Advanced: Distributed Systems, Failure, and Consensus
Distributed systems are hard because communication is unreliable, time is uncertain, and failures are partial. One node may continue running while another cannot tell whether it is slow, disconnected, crashed, or merely delayed.
Networks
A network can drop, delay, duplicate, or reorder messages. A timeout does not prove that a remote operation failed; it only proves that no response arrived in time.
This uncertainty forces systems to design for retries, duplicate requests, idempotency, and ambiguity.
Clocks
Physical clocks are useful but dangerous. They can drift, jump, or disagree across machines. Clock synchronization improves matters but does not make distributed machines share a perfect notion of time.

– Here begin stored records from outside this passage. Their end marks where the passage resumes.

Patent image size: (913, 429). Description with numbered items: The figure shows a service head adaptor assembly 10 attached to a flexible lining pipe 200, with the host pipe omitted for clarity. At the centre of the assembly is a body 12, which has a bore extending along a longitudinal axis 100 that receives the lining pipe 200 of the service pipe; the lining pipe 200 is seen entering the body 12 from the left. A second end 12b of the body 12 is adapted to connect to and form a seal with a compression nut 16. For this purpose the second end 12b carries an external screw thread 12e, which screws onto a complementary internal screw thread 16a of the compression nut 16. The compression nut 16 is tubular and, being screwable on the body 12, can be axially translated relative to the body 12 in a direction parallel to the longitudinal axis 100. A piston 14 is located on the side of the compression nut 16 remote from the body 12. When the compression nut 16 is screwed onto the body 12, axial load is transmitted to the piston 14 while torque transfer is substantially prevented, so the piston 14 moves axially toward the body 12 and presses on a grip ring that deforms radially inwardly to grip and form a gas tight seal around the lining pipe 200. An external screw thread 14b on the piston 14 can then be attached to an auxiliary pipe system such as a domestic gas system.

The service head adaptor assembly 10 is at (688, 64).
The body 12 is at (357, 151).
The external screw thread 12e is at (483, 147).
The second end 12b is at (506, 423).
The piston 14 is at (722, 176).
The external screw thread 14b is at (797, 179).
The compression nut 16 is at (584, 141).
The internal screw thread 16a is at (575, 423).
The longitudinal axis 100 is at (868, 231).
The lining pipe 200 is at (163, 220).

Logical clocks and version vectors can capture ordering relationships without pretending wall-clock time is authoritative.
Process Pauses
A node can pause for garbage collection, overload, paging, scheduling, or stop-the-world maintenance. Other nodes may declare it dead even though it later resumes.
This is why leases, locks, and leadership based only on local time can be unsafe unless carefully designed.
Fault Models
Crash-stop systems assume failed nodes stop forever. Crash-recovery systems assume nodes may come back. Byzantine systems assume nodes may lie or behave maliciously.
Most data systems assume crash-recovery and non-Byzantine behavior, but even that model is difficult because delays and partitions are normal.
Consensus
Consensus lets nodes agree on one value despite failures. It underpins leader election, metadata changes, distributed locks, and replicated logs.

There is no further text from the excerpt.